Comme elle fut bienvenue cette belle soirée du lundi 23 juin 2026, au Pavillon de l’Orangerie du Sénat, à Paris ! Et pas seulement à cause de la beauté des lieux et parce que nous étions gratifiés de la climatisation par temps de canicule. A l’occasion de la clôture du 40e anniversaire de l’Union Bouddhiste de France, Trhrinlé, notre ami écrivain, poète, moine bouddhiste et membre du Conseil d’Administration d’Ecritures et Spiritualités, recevait les insignes de chevalier de l’Ordre national du Mérite.

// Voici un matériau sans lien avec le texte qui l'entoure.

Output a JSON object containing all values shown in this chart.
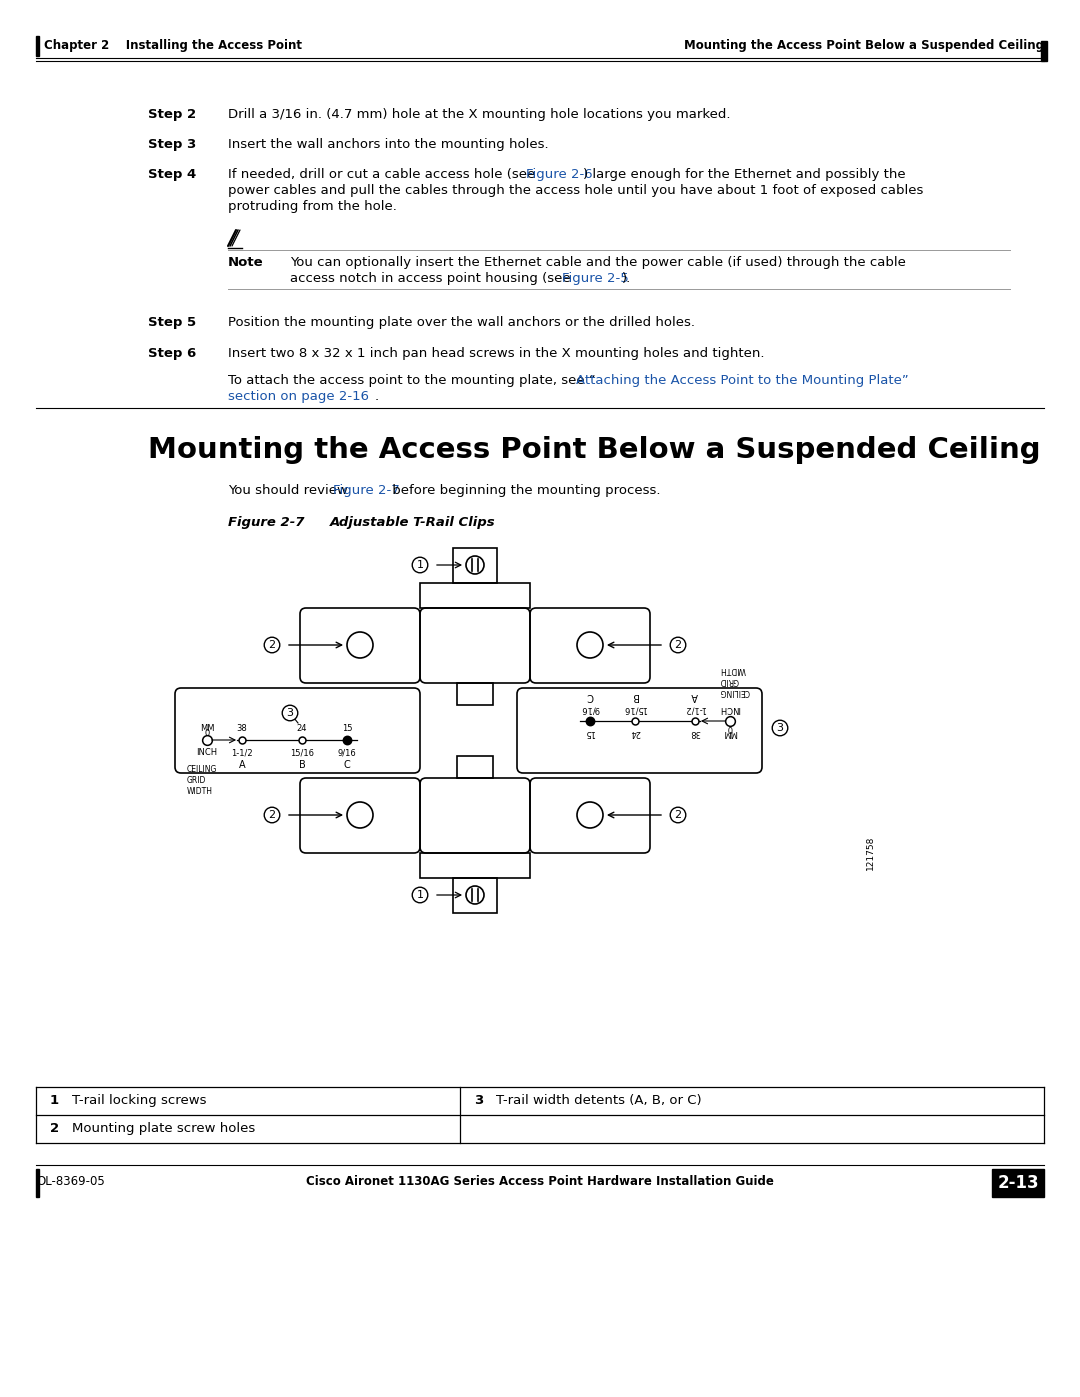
{
  "page_bg": "#ffffff",
  "header_left": "Chapter 2    Installing the Access Point",
  "header_right": "Mounting the Access Point Below a Suspended Ceiling",
  "footer_left": "OL-8369-05",
  "footer_center": "Cisco Aironet 1130AG Series Access Point Hardware Installation Guide",
  "footer_page": "2-13",
  "step2_label": "Step 2",
  "step2_text": "Drill a 3/16 in. (4.7 mm) hole at the X mounting hole locations you marked.",
  "step3_label": "Step 3",
  "step3_text": "Insert the wall anchors into the mounting holes.",
  "step4_label": "Step 4",
  "step4_text1": "If needed, drill or cut a cable access hole (see ",
  "step4_link1": "Figure 2-6",
  "step4_text2": ") large enough for the Ethernet and possibly the",
  "step4_text3": "power cables and pull the cables through the access hole until you have about 1 foot of exposed cables",
  "step4_text4": "protruding from the hole.",
  "note_label": "Note",
  "note_line1": "You can optionally insert the Ethernet cable and the power cable (if used) through the cable",
  "note_line2a": "access notch in access point housing (see ",
  "note_link": "Figure 2-5",
  "note_line2b": ").",
  "step5_label": "Step 5",
  "step5_text": "Position the mounting plate over the wall anchors or the drilled holes.",
  "step6_label": "Step 6",
  "step6_text": "Insert two 8 x 32 x 1 inch pan head screws in the X mounting holes and tighten.",
  "step6_line2a": "To attach the access point to the mounting plate, see “",
  "step6_link": "Attaching the Access Point to the Mounting Plate”",
  "step6_line3": "section on page 2-16",
  "step6_dot": ".",
  "section_title": "Mounting the Access Point Below a Suspended Ceiling",
  "intro_pre": "You should review ",
  "intro_link": "Figure 2-7",
  "intro_post": " before beginning the mounting process.",
  "fig_label": "Figure 2-7",
  "fig_title": "Adjustable T-Rail Clips",
  "watermark": "121758",
  "table_r1c1_num": "1",
  "table_r1c1_text": "T-rail locking screws",
  "table_r1c2_num": "3",
  "table_r1c2_text": "T-rail width detents (A, B, or C)",
  "table_r2c1_num": "2",
  "table_r2c1_text": "Mounting plate screw holes",
  "link_color": "#1a54a8",
  "text_color": "#000000"
}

La lecture d’un discours d’Emmanuel Macron et la prise de parole de la Ministre déléguée auprès du Ministère de l’intérieur, n’avaient rien de convenu, rappelant les enjeux pour notre nation de la présence et de la sagesse bouddhiste multiséculaire. En présence de nombreux représentants des pouvoirs publics et des responsables religieux et spirituels de France fut évoqué le parcours peu banal de Thrinlé : sa formation intellectuelle et spirituelle au bouddhisme, ses engagements d’aumônier de prison et d’hôpital et son implication de longue date dans le dialogue interreligieux. Impressionnante cohérence. Il n’est pas banal non plus d’entendre dire dans ce haut-lieu de la République que « l’objectif ultime de cette voie d’intériorité est l’éveil de la conscience . Et l’application vivante de ce chemin est l’amour bienveillant inconditionnel ; rien de plus, rien de moins.»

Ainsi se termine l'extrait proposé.